Wednesday, November 3, 2010

Achille Deveria

Achille Devéria


"Small and innocent games"
Achille Jacques-Jean-Marie Devéria (6 February 1800 – 23 December 1857) was a French painter and lithographer. His father was a civil employee of the navy and student of Anne-Louis Girodet-Trioson and Louis Lafitte (1770–1828).
In 1822, he began exhibiting at the Paris Salon. At some point, he opened an art school together with his brother Eugène, who was also a painter.
By 1830 Devéria had become a successful illustrator and had published many lithographs in the form of notebooks and albums (e.g. his illustrations to Goethe's Faust, 1828) and romantic novels. He also produced many engravings of libertine contents.

a libertine watercolor
His experience in the art of the vignette and Mezzotint influenced his numerous lithographs, most of which were issued by his father-in-law, Charles-Etienne Motte (1785–1836). Most of his work consisted of "pseudo-historical, pious, sentimental or erotic scenes." (Wright) Since he rarely depicted tragic or grave themes, he appears less Romantic than many other artists of the time.
Devéria was also known for doing portraits of artists and writers, whom he entertained in his Paris studio on Rue de l'Ouest.
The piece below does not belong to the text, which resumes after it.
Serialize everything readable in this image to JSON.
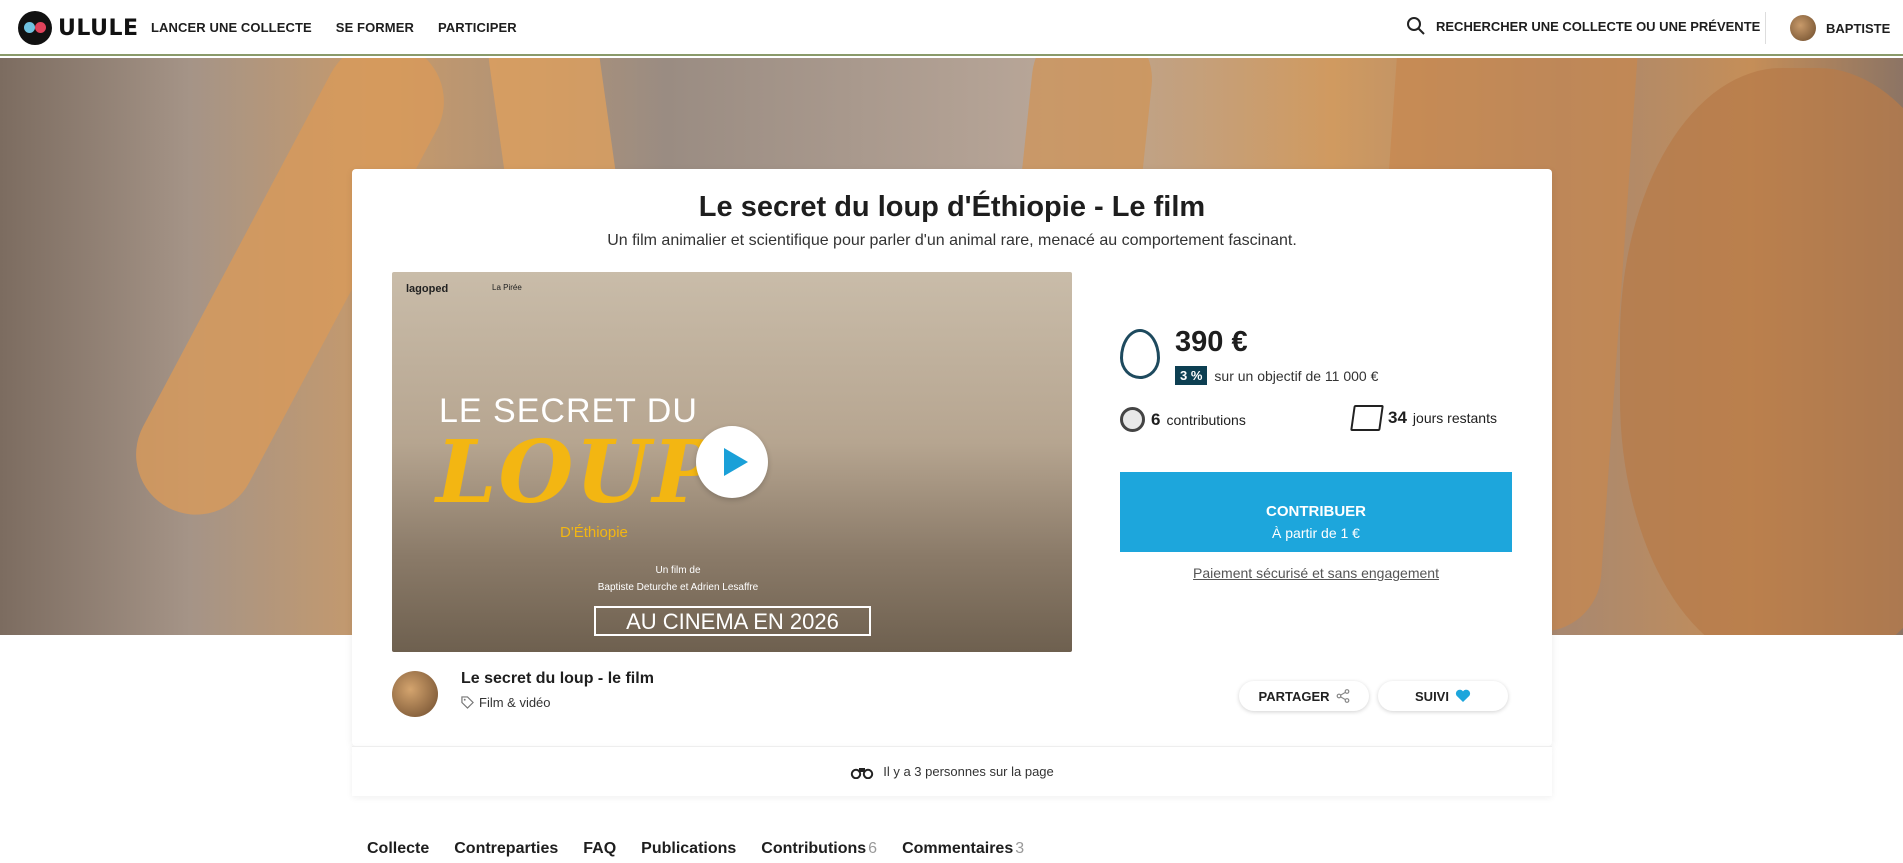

The list of his sitters includes Alexandre Dumas, père, Prosper Mérimée, Sir Walter Scott, David, Alfred de Musset, Sainte-Beuve, Honoré de Balzac, Géricault, Victor Hugo, Marie Dorval, Alphonse de Lamartine, Alfred de Vigny and Franz Liszt.
His paintings were mainly done using watercolours. The French poet and critic Charles Baudelaire referred to his portrait series as showing "all the morals and aesthetics of the age".
In 1849, Devéria was appointed director of the Bibliothèque Nationale's department of engravings and assistant curator of the Louvre's Egyptian department.
In the following years, he taught drawing and lithography to his son, Théodule Devéria, and both worked on a family portrait album from 1853 until Devéria's death. They applied ink wash to several of the portraits in the album, possibly in preparation for printing lithographs from the photographs. The album photographs by Théodule Devéria are dated 1854.
Devéria spent his last days traveling in Egypt making drawings and transcribing texts. He died in 1857.
Works by Devéria are in the Louvre Museum, the Fine Arts Museums of San Francisco, the J. Paul Getty Museum, the Norton Simon Museum, and the Université de Liège collections.